Sur un festival photo dans le sud de la Chine j’ai rencontré un collectionneur d’une archive privée basée à Londres intitulée « Archive of Modern Conflict », pour laquelle j’ai travaillé en tant que consultant. Pendant quelques années je m’occupais de leur acheter de la photographie contemporaine. Je travaillais essentiellement avec de la photographie d’auteur : au quotidien j’évoluais autour de cet objet sacré qu’est la photographie en édition limitée, signée, chère et à manipuler avec précaution…

Au bout d’un moment cela m’a pesé, alors j’ai essayé de chercher ailleurs. C’est ce qui m’a amené à une déchèterie où j’ai trouvé quelqu’un qui était spécialisé dans le recyclage de déchets qui contiennent des nitrates d’argent – je me suis retrouvé face à quelqu’un qui potentiellement détruisait plusieurs centaines de milliers de négatifs, alors je lui ai proposé de les racheter au kilo.
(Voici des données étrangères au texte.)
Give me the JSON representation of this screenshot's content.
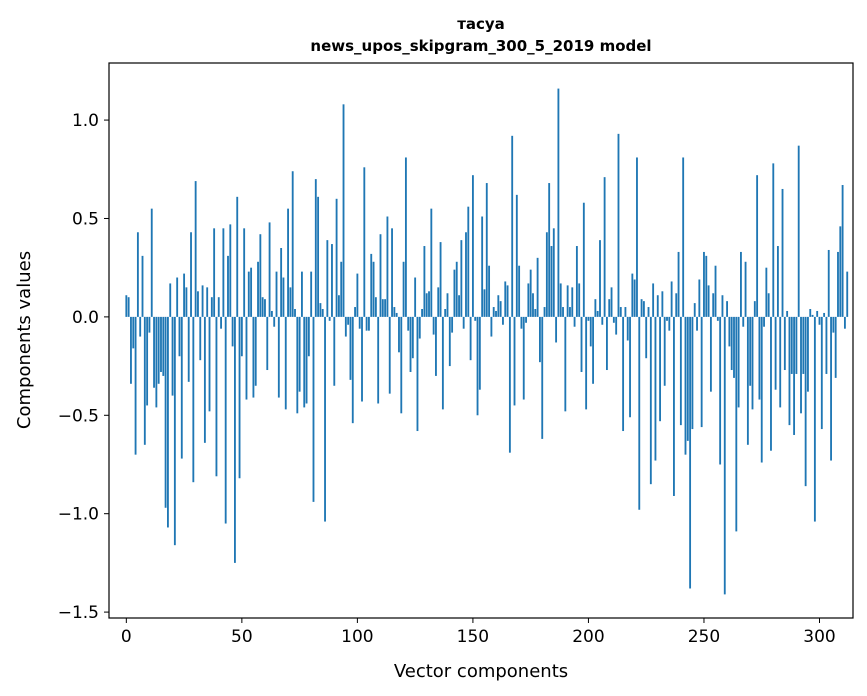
{
  "chart_data": {
    "type": "bar",
    "title_line1": "тасуа",
    "title_line2": "news_upos_skipgram_300_5_2019 model",
    "xlabel": "Vector components",
    "ylabel": "Components values",
    "xlim": [
      -7.5,
      314.5
    ],
    "ylim": [
      -1.53,
      1.29
    ],
    "xticks": [
      0,
      50,
      100,
      150,
      200,
      250,
      300
    ],
    "xtick_labels": [
      "0",
      "50",
      "100",
      "150",
      "200",
      "250",
      "300"
    ],
    "yticks": [
      -1.5,
      -1.0,
      -0.5,
      0.0,
      0.5,
      1.0
    ],
    "ytick_labels": [
      "−1.5",
      "−1.0",
      "−0.5",
      "0.0",
      "0.5",
      "1.0"
    ],
    "bar_color": "#1f77b4",
    "values": [
      0.11,
      0.1,
      -0.34,
      -0.16,
      -0.7,
      0.43,
      -0.1,
      0.31,
      -0.65,
      -0.45,
      -0.08,
      0.55,
      -0.36,
      -0.46,
      -0.34,
      -0.28,
      -0.3,
      -0.97,
      -1.07,
      0.17,
      -0.4,
      -1.16,
      0.2,
      -0.2,
      -0.72,
      0.22,
      0.15,
      -0.33,
      0.43,
      -0.84,
      0.69,
      0.13,
      -0.22,
      0.16,
      -0.64,
      0.15,
      -0.48,
      0.1,
      0.45,
      -0.81,
      0.1,
      -0.06,
      0.45,
      -1.05,
      0.31,
      0.47,
      -0.15,
      -1.25,
      0.61,
      -0.82,
      -0.2,
      0.45,
      -0.42,
      0.23,
      0.25,
      -0.41,
      -0.35,
      0.28,
      0.42,
      0.1,
      0.09,
      -0.27,
      0.48,
      0.03,
      -0.05,
      0.23,
      -0.41,
      0.35,
      0.2,
      -0.47,
      0.55,
      0.15,
      0.74,
      0.04,
      -0.49,
      -0.38,
      0.23,
      -0.46,
      -0.44,
      -0.2,
      0.23,
      -0.94,
      0.7,
      0.61,
      0.07,
      0.04,
      -1.04,
      0.39,
      -0.02,
      0.37,
      -0.35,
      0.6,
      0.11,
      0.28,
      1.08,
      -0.1,
      -0.04,
      -0.32,
      -0.54,
      0.05,
      0.22,
      -0.06,
      -0.43,
      0.76,
      -0.07,
      -0.07,
      0.32,
      0.28,
      0.1,
      -0.44,
      0.42,
      0.09,
      0.09,
      0.51,
      -0.39,
      0.45,
      0.05,
      0.02,
      -0.18,
      -0.49,
      0.28,
      0.81,
      -0.07,
      -0.28,
      -0.21,
      0.2,
      -0.58,
      -0.11,
      0.04,
      0.36,
      0.12,
      0.13,
      0.55,
      -0.09,
      -0.3,
      0.15,
      0.38,
      -0.47,
      0.04,
      0.12,
      -0.25,
      -0.08,
      0.24,
      0.28,
      0.11,
      0.39,
      -0.06,
      0.43,
      0.56,
      -0.22,
      0.72,
      -0.02,
      -0.5,
      -0.37,
      0.51,
      0.14,
      0.68,
      0.26,
      -0.1,
      0.05,
      0.03,
      0.11,
      0.08,
      -0.04,
      0.18,
      0.16,
      -0.69,
      0.92,
      -0.45,
      0.62,
      0.26,
      -0.06,
      -0.42,
      -0.03,
      0.17,
      0.24,
      0.12,
      0.04,
      0.3,
      -0.23,
      -0.62,
      0.05,
      0.43,
      0.68,
      0.36,
      0.45,
      -0.13,
      1.16,
      0.17,
      0.05,
      -0.48,
      0.16,
      0.05,
      0.15,
      -0.05,
      0.36,
      0.17,
      -0.28,
      0.58,
      -0.47,
      -0.02,
      -0.15,
      -0.34,
      0.09,
      0.03,
      0.39,
      -0.04,
      0.71,
      -0.27,
      0.09,
      0.15,
      -0.03,
      -0.09,
      0.93,
      0.05,
      -0.58,
      0.05,
      -0.12,
      -0.51,
      0.22,
      0.19,
      0.81,
      -0.98,
      0.09,
      0.08,
      -0.21,
      0.05,
      -0.85,
      0.17,
      -0.73,
      0.11,
      -0.53,
      0.13,
      -0.35,
      -0.02,
      -0.07,
      0.18,
      -0.91,
      0.12,
      0.33,
      -0.55,
      0.81,
      -0.7,
      -0.63,
      -1.38,
      -0.57,
      0.07,
      -0.07,
      0.19,
      -0.56,
      0.33,
      0.31,
      0.16,
      -0.38,
      0.12,
      0.26,
      -0.02,
      -0.75,
      0.11,
      -1.41,
      0.08,
      -0.15,
      -0.27,
      -0.31,
      -1.09,
      -0.46,
      0.33,
      -0.05,
      0.28,
      -0.65,
      -0.35,
      -0.47,
      0.08,
      0.72,
      -0.42,
      -0.74,
      -0.05,
      0.25,
      0.12,
      -0.68,
      0.78,
      -0.37,
      0.36,
      -0.46,
      0.65,
      -0.27,
      0.03,
      -0.55,
      -0.29,
      -0.6,
      -0.29,
      0.87,
      -0.49,
      -0.29,
      -0.86,
      -0.38,
      0.04,
      0.01,
      -1.04,
      0.03,
      -0.04,
      -0.57,
      0.02,
      -0.29,
      0.34,
      -0.73,
      -0.08,
      -0.31,
      0.33,
      0.46,
      0.67,
      -0.06,
      0.23
    ]
  }
}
C’est comme ça que le projet a commencé, et ça fait maintenant 12 ans que je rachète ce qu’il veut bien me revendre.

Culturisme, tirage d’époque #TS617 ©Thomas Sauvin

Je suis quelqu’un d’assez monomaniaque, quand je fais quelque chose je le fais quotidiennement pendant très longtemps. Il y a eu un effet boule de neige, je me suis mis à récupérer énormément de photos dans cette déchèterie, ça m’a donné envie de regarder ailleurs donc j’ai acheté encore plus de choses sur internet et sur les marchés…
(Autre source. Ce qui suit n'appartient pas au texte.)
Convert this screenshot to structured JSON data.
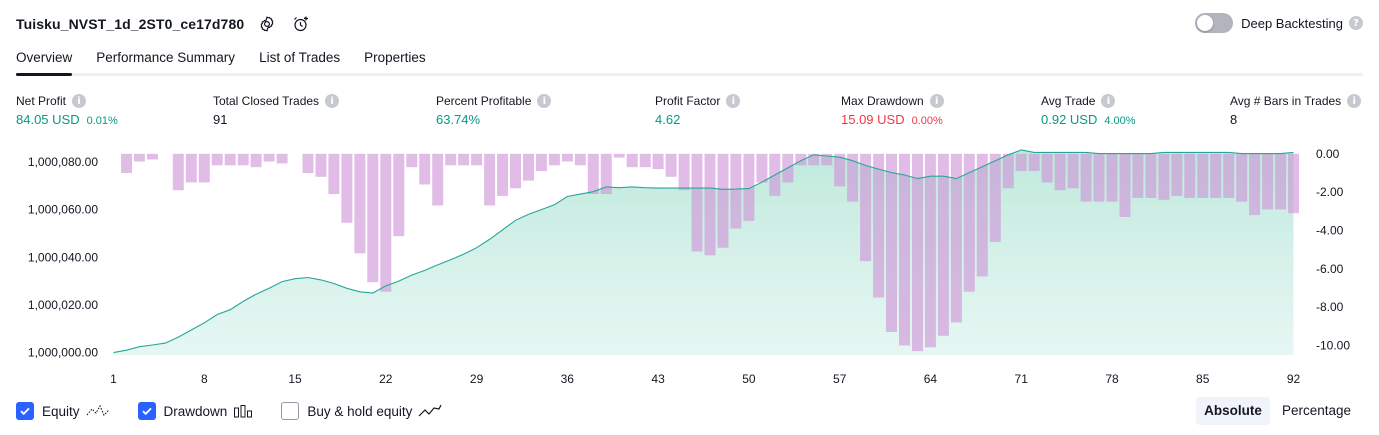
{
  "header": {
    "title": "Tuisku_NVST_1d_2ST0_ce17d780",
    "deep_backtesting_label": "Deep Backtesting",
    "deep_backtesting_enabled": false
  },
  "tabs": [
    {
      "label": "Overview",
      "active": true
    },
    {
      "label": "Performance Summary",
      "active": false
    },
    {
      "label": "List of Trades",
      "active": false
    },
    {
      "label": "Properties",
      "active": false
    }
  ],
  "metrics": {
    "net_profit": {
      "label": "Net Profit",
      "value": "84.05 USD",
      "pct": "0.01%"
    },
    "total_closed_trades": {
      "label": "Total Closed Trades",
      "value": "91"
    },
    "percent_profitable": {
      "label": "Percent Profitable",
      "value": "63.74%"
    },
    "profit_factor": {
      "label": "Profit Factor",
      "value": "4.62"
    },
    "max_drawdown": {
      "label": "Max Drawdown",
      "value": "15.09 USD",
      "pct": "0.00%"
    },
    "avg_trade": {
      "label": "Avg Trade",
      "value": "0.92 USD",
      "pct": "4.00%"
    },
    "avg_bars": {
      "label": "Avg # Bars in Trades",
      "value": "8"
    }
  },
  "colors": {
    "positive": "#089981",
    "negative": "#f23645",
    "equity_line": "#26a69a",
    "equity_fill": "#d2f0e8",
    "drawdown_bar": "#ce93d8",
    "accent": "#2962ff"
  },
  "legend": {
    "equity": {
      "label": "Equity",
      "checked": true
    },
    "drawdown": {
      "label": "Drawdown",
      "checked": true
    },
    "buy_hold": {
      "label": "Buy & hold equity",
      "checked": false
    }
  },
  "mode": {
    "absolute": "Absolute",
    "percentage": "Percentage",
    "selected": "Absolute"
  },
  "chart_data": {
    "type": "area",
    "x_ticks": [
      "1",
      "8",
      "15",
      "22",
      "29",
      "36",
      "43",
      "50",
      "57",
      "64",
      "71",
      "78",
      "85",
      "92"
    ],
    "y_left_ticks": [
      "1,000,000.00",
      "1,000,020.00",
      "1,000,040.00",
      "1,000,060.00",
      "1,000,080.00"
    ],
    "y_right_ticks": [
      "0.00",
      "-2.00",
      "-4.00",
      "-6.00",
      "-8.00",
      "-10.00"
    ],
    "ylim_left": [
      999999,
      1000085
    ],
    "ylim_right": [
      -10.5,
      0.2
    ],
    "series": [
      {
        "type": "area",
        "axis": "left",
        "x": [
          1,
          2,
          3,
          4,
          5,
          6,
          7,
          8,
          9,
          10,
          11,
          12,
          13,
          14,
          15,
          16,
          17,
          18,
          19,
          20,
          21,
          22,
          23,
          24,
          25,
          26,
          27,
          28,
          29,
          30,
          31,
          32,
          33,
          34,
          35,
          36,
          37,
          38,
          39,
          40,
          41,
          42,
          43,
          44,
          45,
          46,
          47,
          48,
          49,
          50,
          51,
          52,
          53,
          54,
          55,
          56,
          57,
          58,
          59,
          60,
          61,
          62,
          63,
          64,
          65,
          66,
          67,
          68,
          69,
          70,
          71,
          72,
          73,
          74,
          75,
          76,
          77,
          78,
          79,
          80,
          81,
          82,
          83,
          84,
          85,
          86,
          87,
          88,
          89,
          90,
          91,
          92
        ],
        "y": [
          1000000,
          1000001,
          1000002.5,
          1000003.2,
          1000004,
          1000006.5,
          1000009.5,
          1000012.5,
          1000016,
          1000018,
          1000021.5,
          1000024.5,
          1000027,
          1000029.8,
          1000031,
          1000031.5,
          1000030.5,
          1000029,
          1000027,
          1000025.5,
          1000025,
          1000028,
          1000030,
          1000032.5,
          1000034.5,
          1000036.8,
          1000039,
          1000041.3,
          1000044,
          1000047.5,
          1000051.5,
          1000055.5,
          1000058,
          1000060,
          1000062,
          1000065.5,
          1000066.5,
          1000067.5,
          1000069.5,
          1000069.2,
          1000069.5,
          1000069.2,
          1000069,
          1000069,
          1000069,
          1000069,
          1000069,
          1000068.5,
          1000068.6,
          1000068.8,
          1000071.5,
          1000074.5,
          1000077.5,
          1000080.5,
          1000083,
          1000082.5,
          1000082,
          1000080.5,
          1000078.5,
          1000077,
          1000075.5,
          1000074.5,
          1000073,
          1000074,
          1000074,
          1000073,
          1000075.5,
          1000078,
          1000080.5,
          1000083,
          1000085,
          1000084,
          1000084,
          1000084,
          1000084,
          1000084,
          1000083.5,
          1000083.5,
          1000083.5,
          1000083.5,
          1000083.5,
          1000084,
          1000084,
          1000084,
          1000084,
          1000084,
          1000084,
          1000083.5,
          1000083.5,
          1000083.5,
          1000083.5,
          1000084
        ]
      },
      {
        "type": "bar",
        "axis": "right",
        "x": [
          1,
          2,
          3,
          4,
          5,
          6,
          7,
          8,
          9,
          10,
          11,
          12,
          13,
          14,
          15,
          16,
          17,
          18,
          19,
          20,
          21,
          22,
          23,
          24,
          25,
          26,
          27,
          28,
          29,
          30,
          31,
          32,
          33,
          34,
          35,
          36,
          37,
          38,
          39,
          40,
          41,
          42,
          43,
          44,
          45,
          46,
          47,
          48,
          49,
          50,
          51,
          52,
          53,
          54,
          55,
          56,
          57,
          58,
          59,
          60,
          61,
          62,
          63,
          64,
          65,
          66,
          67,
          68,
          69,
          70,
          71,
          72,
          73,
          74,
          75,
          76,
          77,
          78,
          79,
          80,
          81,
          82,
          83,
          84,
          85,
          86,
          87,
          88,
          89,
          90,
          91,
          92
        ],
        "y": [
          0,
          -1,
          -0.4,
          -0.3,
          0,
          -1.9,
          -1.5,
          -1.5,
          -0.6,
          -0.6,
          -0.6,
          -0.7,
          -0.4,
          -0.5,
          0,
          -1,
          -1.2,
          -2.1,
          -3.6,
          -5.2,
          -6.7,
          -7.2,
          -4.3,
          -0.7,
          -1.6,
          -2.7,
          -0.6,
          -0.6,
          -0.6,
          -2.7,
          -2.2,
          -1.8,
          -1.4,
          -0.9,
          -0.6,
          -0.4,
          -0.6,
          -2.1,
          -2.1,
          -0.2,
          -0.7,
          -0.7,
          -0.8,
          -1.2,
          -1.9,
          -5.1,
          -5.3,
          -4.9,
          -3.9,
          -3.5,
          -1.5,
          -2.2,
          -1.5,
          -0.6,
          -0.6,
          -0.6,
          -1.7,
          -2.5,
          -5.6,
          -7.5,
          -9.3,
          -10,
          -10.3,
          -10.1,
          -9.5,
          -8.8,
          -7.2,
          -6.4,
          -4.6,
          -1.8,
          -0.9,
          -0.9,
          -1.5,
          -1.9,
          -1.8,
          -2.5,
          -2.5,
          -2.5,
          -3.3,
          -2.3,
          -2.3,
          -2.4,
          -2.2,
          -2.3,
          -2.3,
          -2.3,
          -2.3,
          -2.5,
          -3.2,
          -2.9,
          -2.9,
          -3.1
        ]
      }
    ]
  }
}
Et puisque les gens en Chine savaient que j’achetais des choses ils m’en proposaient encore plus. S’est constitué comme ça une archive qui compte aujourd’hui plus d’un million de photos, avec comme point commun de venir de Chine et d’être des photos abandonnées, négligées, des photos sur le point de disparaître.

Il fallait désacraliser la photographie, pour toi ?

C’était un bol d’air. Faire face à un sac de 45 kilos de négatifs, de regarder ces images sans savoir qui en étaient les auteurs, quand elles avaient été produites, où elles avaient été prises, ne pas avoir un artiste qui aurait un discours élaboré derrière ces images, c’était rafraichissant, enivrant.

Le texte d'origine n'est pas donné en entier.